Dutch Minority Government Plans $25 Billion Spending Cuts, Ban on Burqas
Liberals and Christian Democrats in the Netherlands vowed to cut spending by 18 billion euros ($25 billion) by 2015 and ban full-face Islamic veils in their program for the first minority government since World War II.
“We’re going to reorganize the government finances,” Mark Rutte, 43, the Liberal Party leader who will become prime minister in the government backed by Geert Wilders’s anti-Islam Freedom Party, told reporters in The Hague today. “We want to give back the Netherlands to the hard-working citizen.”
Austerity measures are the key topic on the government’s agenda. The Netherlands, the fifth-largest economy in the euro region, must narrow its budget deficit to 3 percent of gross domestic product by 2013 from almost 6 percent this year to meet European Union rules. The latest plans will cut the shortfall to 0.7 percent by 2015, according to the government planning agency, known as the CPB.
The coalition plans to lower spending on development aid by 1 billion euros a year and aims to cut its contribution to the EU by the same amount. The defense budget will be cut by 600 million euros, civil servants’ salaries will be frozen and several ministries will be merged.
Rutte’s government, which will have as its slogan “Freedom and Responsibility,” also intends to build more highways, increase the speed limit on them and hire 2,500 new police officers. To satisfy the Freedom Party, it will ban the wearing of full-face veils in public.
Lawmakers from the Christian Democrats will await the outcome of a special party convention Oct. 2 before they take a final decision to approve the coalition. Rutte’s and Wilders’s parties agreed to the program yesterday.
It’s taken three attempts to form the coalition following the inconclusive June 9 election. A previous round of talks between the three parties collapsed Sept. 3 after senior Christian Democrats opposed cooperation with the Freedom Party.
The government will have 52 seats in the lower house of parliament and rely on the 24 Freedom Party lawmakers to give it the smallest possible majority in the 150-seat chamber.
The yield premium investors demand to hold Dutch 10-year bonds instead of benchmark German bunds has narrowed to 23.1 basis points from 29.6 basis points on election day.
Wilders’s party more than doubled its representation in parliament in the election, while the Christian Democrats, who were led into the vote by Balkenende, lost half of their support. Rutte’s party is the largest in the new parliament.

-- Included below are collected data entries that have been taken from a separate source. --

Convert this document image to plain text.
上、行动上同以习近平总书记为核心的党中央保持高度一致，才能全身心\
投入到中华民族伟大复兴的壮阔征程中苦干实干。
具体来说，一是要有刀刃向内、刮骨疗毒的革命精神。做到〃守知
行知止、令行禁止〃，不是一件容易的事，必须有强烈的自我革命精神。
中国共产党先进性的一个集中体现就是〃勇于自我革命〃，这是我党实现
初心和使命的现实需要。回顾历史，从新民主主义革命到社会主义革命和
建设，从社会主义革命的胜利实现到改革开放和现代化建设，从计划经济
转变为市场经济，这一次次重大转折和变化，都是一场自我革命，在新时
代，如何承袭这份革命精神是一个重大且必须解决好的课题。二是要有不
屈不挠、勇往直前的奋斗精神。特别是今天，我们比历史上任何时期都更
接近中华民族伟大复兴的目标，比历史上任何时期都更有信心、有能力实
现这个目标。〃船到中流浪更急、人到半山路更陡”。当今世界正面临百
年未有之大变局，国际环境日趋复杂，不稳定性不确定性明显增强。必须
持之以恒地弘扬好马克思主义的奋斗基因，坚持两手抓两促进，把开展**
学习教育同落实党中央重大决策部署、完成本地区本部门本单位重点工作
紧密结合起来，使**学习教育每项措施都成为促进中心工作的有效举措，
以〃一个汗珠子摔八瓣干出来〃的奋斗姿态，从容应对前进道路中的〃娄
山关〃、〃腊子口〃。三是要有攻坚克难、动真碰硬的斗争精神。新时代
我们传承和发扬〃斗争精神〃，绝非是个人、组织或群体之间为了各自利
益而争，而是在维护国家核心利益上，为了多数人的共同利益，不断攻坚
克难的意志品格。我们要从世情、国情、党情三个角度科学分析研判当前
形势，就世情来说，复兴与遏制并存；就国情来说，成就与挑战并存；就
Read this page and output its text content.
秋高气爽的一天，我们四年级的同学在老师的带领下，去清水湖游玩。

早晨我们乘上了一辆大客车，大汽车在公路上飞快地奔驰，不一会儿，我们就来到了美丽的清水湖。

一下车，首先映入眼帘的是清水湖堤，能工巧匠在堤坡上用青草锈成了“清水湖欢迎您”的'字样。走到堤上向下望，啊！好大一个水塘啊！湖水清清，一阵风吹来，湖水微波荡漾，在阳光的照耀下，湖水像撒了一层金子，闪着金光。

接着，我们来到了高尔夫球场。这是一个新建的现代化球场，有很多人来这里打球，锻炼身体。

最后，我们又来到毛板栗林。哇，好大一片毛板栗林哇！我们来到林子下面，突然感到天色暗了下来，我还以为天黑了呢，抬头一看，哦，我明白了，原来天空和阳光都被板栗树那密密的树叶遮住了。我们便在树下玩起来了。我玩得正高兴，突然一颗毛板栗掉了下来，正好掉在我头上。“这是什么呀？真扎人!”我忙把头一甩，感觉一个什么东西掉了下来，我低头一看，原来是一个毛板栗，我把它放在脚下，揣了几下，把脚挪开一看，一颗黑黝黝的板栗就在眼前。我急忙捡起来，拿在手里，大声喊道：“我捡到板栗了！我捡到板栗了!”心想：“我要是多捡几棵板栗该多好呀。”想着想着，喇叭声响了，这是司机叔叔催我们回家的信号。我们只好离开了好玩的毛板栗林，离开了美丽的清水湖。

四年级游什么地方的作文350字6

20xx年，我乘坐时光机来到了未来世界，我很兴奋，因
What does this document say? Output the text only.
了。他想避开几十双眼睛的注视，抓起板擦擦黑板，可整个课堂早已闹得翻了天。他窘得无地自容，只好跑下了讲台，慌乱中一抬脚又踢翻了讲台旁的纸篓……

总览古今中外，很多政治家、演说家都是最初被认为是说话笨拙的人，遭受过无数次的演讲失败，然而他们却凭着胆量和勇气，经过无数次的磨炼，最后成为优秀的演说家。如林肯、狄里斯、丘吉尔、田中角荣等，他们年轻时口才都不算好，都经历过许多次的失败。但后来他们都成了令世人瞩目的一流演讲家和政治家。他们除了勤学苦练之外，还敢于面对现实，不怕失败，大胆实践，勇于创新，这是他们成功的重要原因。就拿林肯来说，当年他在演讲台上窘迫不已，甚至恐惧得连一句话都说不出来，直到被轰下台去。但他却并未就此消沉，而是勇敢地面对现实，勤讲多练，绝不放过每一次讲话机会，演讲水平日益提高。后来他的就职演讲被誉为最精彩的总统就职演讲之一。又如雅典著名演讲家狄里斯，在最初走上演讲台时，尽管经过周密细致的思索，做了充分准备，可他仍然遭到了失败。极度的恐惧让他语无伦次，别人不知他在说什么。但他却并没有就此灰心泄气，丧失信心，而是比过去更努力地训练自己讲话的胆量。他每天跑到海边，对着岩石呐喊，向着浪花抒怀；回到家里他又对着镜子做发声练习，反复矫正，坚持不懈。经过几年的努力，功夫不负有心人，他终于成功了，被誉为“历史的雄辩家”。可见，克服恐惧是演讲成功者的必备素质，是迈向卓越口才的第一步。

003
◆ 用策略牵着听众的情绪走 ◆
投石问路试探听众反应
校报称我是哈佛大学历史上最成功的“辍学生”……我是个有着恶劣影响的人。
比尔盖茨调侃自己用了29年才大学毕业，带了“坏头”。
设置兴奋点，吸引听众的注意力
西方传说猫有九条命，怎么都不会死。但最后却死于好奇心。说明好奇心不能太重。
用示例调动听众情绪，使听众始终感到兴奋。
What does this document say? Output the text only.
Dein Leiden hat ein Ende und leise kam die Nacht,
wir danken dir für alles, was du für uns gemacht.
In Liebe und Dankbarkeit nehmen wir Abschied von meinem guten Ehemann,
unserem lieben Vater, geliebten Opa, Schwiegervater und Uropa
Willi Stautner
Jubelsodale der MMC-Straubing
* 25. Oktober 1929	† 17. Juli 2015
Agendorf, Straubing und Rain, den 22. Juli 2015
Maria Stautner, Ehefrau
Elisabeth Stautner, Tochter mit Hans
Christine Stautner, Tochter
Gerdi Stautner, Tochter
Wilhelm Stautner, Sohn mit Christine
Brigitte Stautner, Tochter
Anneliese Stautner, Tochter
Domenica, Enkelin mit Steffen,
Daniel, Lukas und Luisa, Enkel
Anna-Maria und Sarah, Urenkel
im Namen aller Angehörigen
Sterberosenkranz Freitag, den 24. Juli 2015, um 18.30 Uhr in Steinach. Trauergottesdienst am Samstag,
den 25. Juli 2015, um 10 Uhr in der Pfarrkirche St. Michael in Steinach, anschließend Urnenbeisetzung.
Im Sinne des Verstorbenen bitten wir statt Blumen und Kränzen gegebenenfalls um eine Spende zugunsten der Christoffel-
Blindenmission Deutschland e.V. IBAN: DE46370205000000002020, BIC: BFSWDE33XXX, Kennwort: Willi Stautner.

The Freedom Party is in favor of a ban on new mosques, less development aid and a reduction of European Union influence in the Netherlands. Wilders, 47, receives police protection around the clock and faces trial next week on charges of inciting hatred in his 2008 film “Fitna,” in which he calls on Muslims to rip out “hate-preaching” verses from the Koran.
“From now on, the Netherlands will become safe,” Wilders told reporters in The Hague today. “We will reduce the number of immigrants and people seeking asylum,” Wilders said, adding there will also be a ban on the burqa.
Although the Freedom Party leader won’t be a part of the government, Wilders’s involvement may hurt Dutch diplomatic and business interests abroad. “Fitna” sparked protests in majority-Muslim countries including Indonesia and Pakistan and led to calls to boycott Dutch products in Malaysia and Iran.
The agreement in the Netherlands mirrors the way Denmark has been governed since 2001. A minority coalition of Liberals and Conservatives in Denmark relies on the support of the anti- immigrant Danish People’s Party to get legislation through parliament.
The time it’s taken to form a government in The Hague contrasts with the U.K., where it took Conservative leader David Cameron and the Liberal Democrats’ Nick Clegg just five days after May 6 elections to agree on a program for the country’s first coalition since World War II.
While the Dutch Liberals and Christian Democrats will count on the Freedom Party for their majority in the lower house of parliament, Wilders’s party has no seats in the upper house, an institution it is seeking to abolish, according to its program.
The Liberals and Christian Democrats currently have 35 of the 75 seats in the upper chamber, falling short of the majority needed to approve legislation.
The Freedom Party will thus have to run in March provincial elections to ensure it gains representation in provincial councils, which will elect members of the upper house in May.